Yes, it should guarantee that the ordering exists within the batch as well.

I've updated the wording here to mention ordering within a batch.

jorisvandenbossche · 2023-02-21T21:18:31Z

cpp/src/arrow/compute/exec/exec_plan.h

What is exactly meant with "map node"? (I don't find this term used anywhere else in the compute / Acero code or docs) Do we mean a node that uses typical element-wise scalar kernels? Also something like a filter node will always preserve ordering.

OK, I searched for "map node" and not for "MapNode" ;)
And I see that indeed both Project and Filter node inherit from MapNode (it's still a term that is not used in our documentation though)

Ah, yes, this is probably an internal term. I'll update this.

I changed this to "A filter or project node..."

jorisvandenbossche · 2023-02-21T21:21:51Z

cpp/src/arrow/compute/exec/exec_plan.h

Just wondering, but assume you would do a filter operation that filters a large part of the data, and so you might end up with several empty batches, does that affect for example sink nodes like writing files? (do we skip empty batches there, or do we then potentially write empty files for them?)

Good question. The dataset writer will discard empty batches without writing anything. However, the sink node still respects empty batches. For example, if one were doing dataset.to_batches(...) then they might see an empty batch.

I'm fairly certain this is consistent with the current implementation and not a change in behavior.
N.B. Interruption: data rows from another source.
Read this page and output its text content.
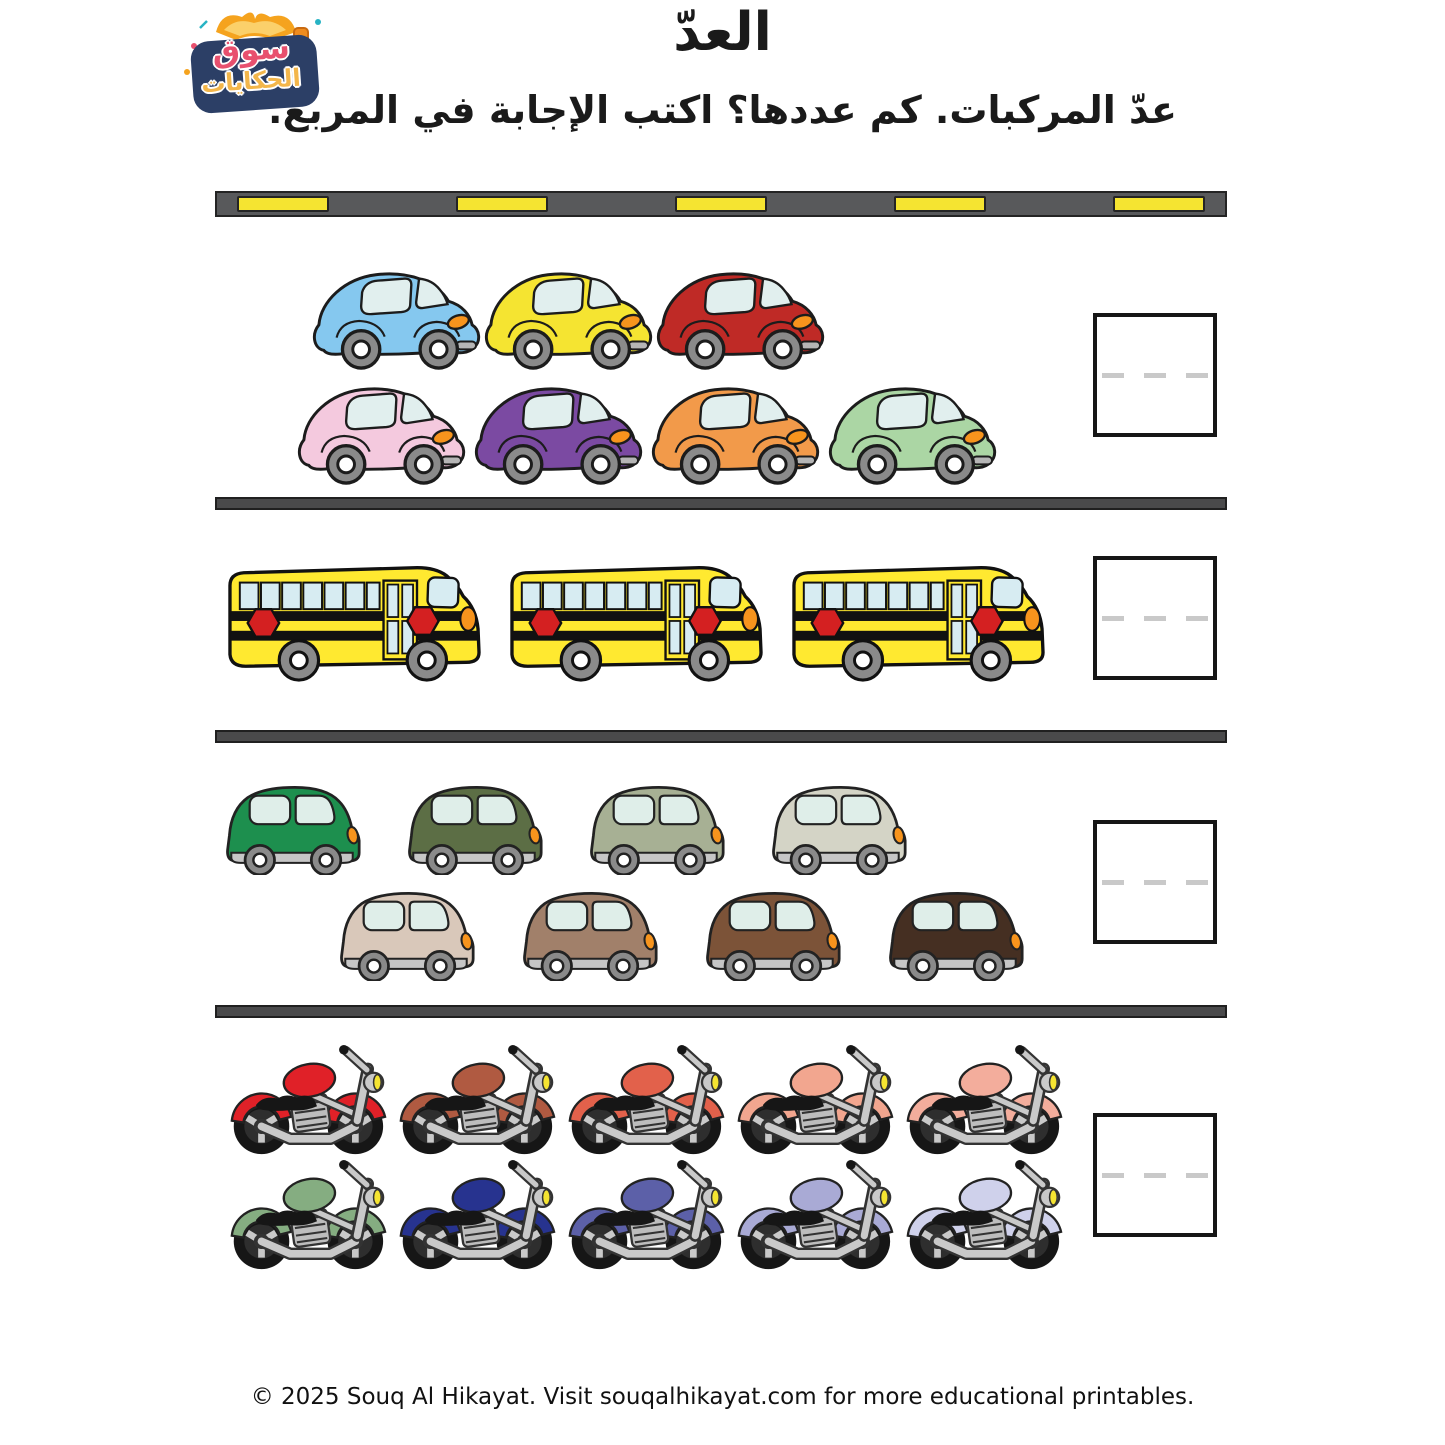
سوق
الحكايات
العدّ

عدّ المركبات. كم عددها؟ اكتب الإجابة في المربع.

© 2025 Souq Al Hikayat. Visit souqalhikayat.com for more educational printables.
jorisvandenbossche · 2023-02-21T21:43:56Z

One more question: assume you would use something like DeclarationToTable, does that automatically use the ordering / batch indices if there is one, or do you still need to indicate this manually you want to use it? (like the generic SinkNodeOptions has a sequence_delivery parameter with a default of false, but I don't see that exposed through the DeclarationTo.. versions)

Ah, I see there is a new variant of DeclarationToTable that uses QueryOptions as parameter, and that options struct has a sequence_output keyword. So I assume that answers my question.

Follow-up question on this: the default for sequence_output is false, so does that mean that even if you have a query plan with an order_by node at the end before consuming as eg a table, you won't get the data as ordered by default, because for the ordering to be respected, you need to explicitly enable it with sequence_output?

westonpace · 2023-02-21T22:55:44Z

even if you have a query plan with an order_by node at the end before consuming as eg a table, you won't get the data as ordered by default, because for the ordering to be respected, you need to explicitly enable it with sequence_output?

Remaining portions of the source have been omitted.